По всему сказанному мне кажется, что единственным строго определительным ярлыком для литератора той или другой эпохи может быть только ярлык его времени. Конечно, нет пределов, с точностью указывающих: вот -- от сих до сих -- люди сороковых годов (они только недавно повымерли); тут-то начинаются и там-то кончаются шестидесятники (их и сейчас много еще в живых!); отсюда-то пред нами семидесятники, восьмидесятники и т.д. Но последовательный перелив всех их из эпохи в эпоху весьма уследим. И еще легче определяется та зримая точка, на которой то или другое поколение достигает своего высшего выражения, говорит свое заветное слово и затем, перевалив зенит, понемножку начинает катиться под гору, пока не сходит совсем на нет.

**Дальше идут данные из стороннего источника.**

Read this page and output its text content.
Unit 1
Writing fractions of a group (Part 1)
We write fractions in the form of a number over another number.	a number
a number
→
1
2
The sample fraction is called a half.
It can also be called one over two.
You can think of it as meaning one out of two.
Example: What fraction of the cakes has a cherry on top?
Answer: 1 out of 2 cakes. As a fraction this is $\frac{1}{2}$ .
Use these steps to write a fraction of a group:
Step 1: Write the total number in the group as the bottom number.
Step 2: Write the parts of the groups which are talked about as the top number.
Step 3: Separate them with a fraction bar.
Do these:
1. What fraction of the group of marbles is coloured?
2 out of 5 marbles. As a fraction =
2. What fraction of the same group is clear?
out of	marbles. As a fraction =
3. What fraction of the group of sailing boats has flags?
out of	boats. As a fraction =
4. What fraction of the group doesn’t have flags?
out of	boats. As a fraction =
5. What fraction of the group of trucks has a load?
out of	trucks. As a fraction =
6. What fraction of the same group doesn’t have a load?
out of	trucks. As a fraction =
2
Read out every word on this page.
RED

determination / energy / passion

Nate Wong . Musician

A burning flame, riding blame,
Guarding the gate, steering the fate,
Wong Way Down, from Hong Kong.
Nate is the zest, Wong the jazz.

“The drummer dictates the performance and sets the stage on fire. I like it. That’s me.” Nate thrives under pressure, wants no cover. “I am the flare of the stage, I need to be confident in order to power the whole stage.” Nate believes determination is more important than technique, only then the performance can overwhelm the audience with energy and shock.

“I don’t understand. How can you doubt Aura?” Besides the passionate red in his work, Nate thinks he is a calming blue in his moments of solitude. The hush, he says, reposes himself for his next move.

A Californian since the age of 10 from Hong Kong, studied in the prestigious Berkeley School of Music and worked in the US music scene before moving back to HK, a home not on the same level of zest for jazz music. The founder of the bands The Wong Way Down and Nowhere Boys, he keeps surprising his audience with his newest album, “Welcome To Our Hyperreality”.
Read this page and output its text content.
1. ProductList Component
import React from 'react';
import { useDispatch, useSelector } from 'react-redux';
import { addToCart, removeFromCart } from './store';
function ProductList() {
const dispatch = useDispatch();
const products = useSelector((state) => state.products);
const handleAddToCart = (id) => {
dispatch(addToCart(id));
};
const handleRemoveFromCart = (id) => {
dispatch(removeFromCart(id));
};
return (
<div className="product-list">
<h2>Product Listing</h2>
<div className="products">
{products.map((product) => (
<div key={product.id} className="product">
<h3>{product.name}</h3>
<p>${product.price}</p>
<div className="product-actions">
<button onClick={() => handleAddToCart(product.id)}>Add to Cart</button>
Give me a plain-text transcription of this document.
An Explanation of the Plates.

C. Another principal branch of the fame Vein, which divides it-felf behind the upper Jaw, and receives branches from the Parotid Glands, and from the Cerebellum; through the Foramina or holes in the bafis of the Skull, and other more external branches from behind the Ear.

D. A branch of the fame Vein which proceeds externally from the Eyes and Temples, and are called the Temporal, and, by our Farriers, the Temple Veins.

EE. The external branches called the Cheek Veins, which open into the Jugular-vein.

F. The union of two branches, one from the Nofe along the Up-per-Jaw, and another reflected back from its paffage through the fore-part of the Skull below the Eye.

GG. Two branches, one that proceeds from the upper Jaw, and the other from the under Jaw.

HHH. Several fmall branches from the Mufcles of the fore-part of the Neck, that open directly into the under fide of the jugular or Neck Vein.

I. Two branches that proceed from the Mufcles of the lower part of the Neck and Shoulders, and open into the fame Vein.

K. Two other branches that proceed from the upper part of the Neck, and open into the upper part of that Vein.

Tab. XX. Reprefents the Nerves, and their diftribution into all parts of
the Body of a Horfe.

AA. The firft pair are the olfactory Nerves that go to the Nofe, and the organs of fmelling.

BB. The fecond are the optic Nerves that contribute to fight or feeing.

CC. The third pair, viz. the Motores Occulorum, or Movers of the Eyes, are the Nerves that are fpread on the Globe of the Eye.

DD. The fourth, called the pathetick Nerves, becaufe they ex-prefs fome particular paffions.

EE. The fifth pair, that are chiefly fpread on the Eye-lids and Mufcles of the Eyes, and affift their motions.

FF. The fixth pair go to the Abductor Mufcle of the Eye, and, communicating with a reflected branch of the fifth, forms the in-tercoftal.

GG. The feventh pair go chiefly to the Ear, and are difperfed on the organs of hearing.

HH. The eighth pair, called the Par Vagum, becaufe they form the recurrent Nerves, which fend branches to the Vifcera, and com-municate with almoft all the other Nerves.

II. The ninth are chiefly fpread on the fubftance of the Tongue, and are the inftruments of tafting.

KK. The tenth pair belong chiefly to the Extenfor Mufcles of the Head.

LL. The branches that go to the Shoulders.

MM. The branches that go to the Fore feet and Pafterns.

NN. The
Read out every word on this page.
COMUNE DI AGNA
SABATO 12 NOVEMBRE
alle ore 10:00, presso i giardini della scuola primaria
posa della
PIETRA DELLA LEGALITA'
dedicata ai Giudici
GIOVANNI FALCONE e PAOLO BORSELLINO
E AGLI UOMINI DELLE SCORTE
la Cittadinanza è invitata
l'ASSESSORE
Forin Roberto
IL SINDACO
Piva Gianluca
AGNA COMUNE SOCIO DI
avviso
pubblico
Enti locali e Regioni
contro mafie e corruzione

Антон Павлович Чехов укладывается в хронологическое определение очень цельно и легко и как писатель, и как человек. Двадцатилетним юношею вступил он в литературу (1880) -- как раз в то время, когда устаревшая русская шестидесятная интеллигенция окончательно проиграла свою вялую войну с правительством, когда страшно энергическая качественно, но ничтожная количественно революция задыхалась среди напуганного и слабовольного общества в сверхсильных натугах и была уже на краю конечной гибели; когда общество, усталое, скептическое, запуганное и -- вдобавок и паче всего -- одурманенное ужасною классическою школою, готовилось плыть и уже плыло по реакционно-индиферентному руслу 80-х годов к берегам неведомым и даже непредполагаемым. Скончался он 44 лет, в эпоху совершенного разгрома либеральной интеллигенции XIX века новыми передовыми силами и течениями. Символом разгрома было почти что совершенное "упразднение за ненадобностью" -- именно и прежде всего -- того поколения, к которому принадлежал сам Антон Чехов. Он умер накануне революции и той псевдоконституционной России, в создании которой -- "для модели, чтобы в Европах глядели" -- его ровесники, восьмидесятники, сыграли замечательно жалкую роль, а уцелевшие шестидесятники не только жалкую, но и позорную, страшную.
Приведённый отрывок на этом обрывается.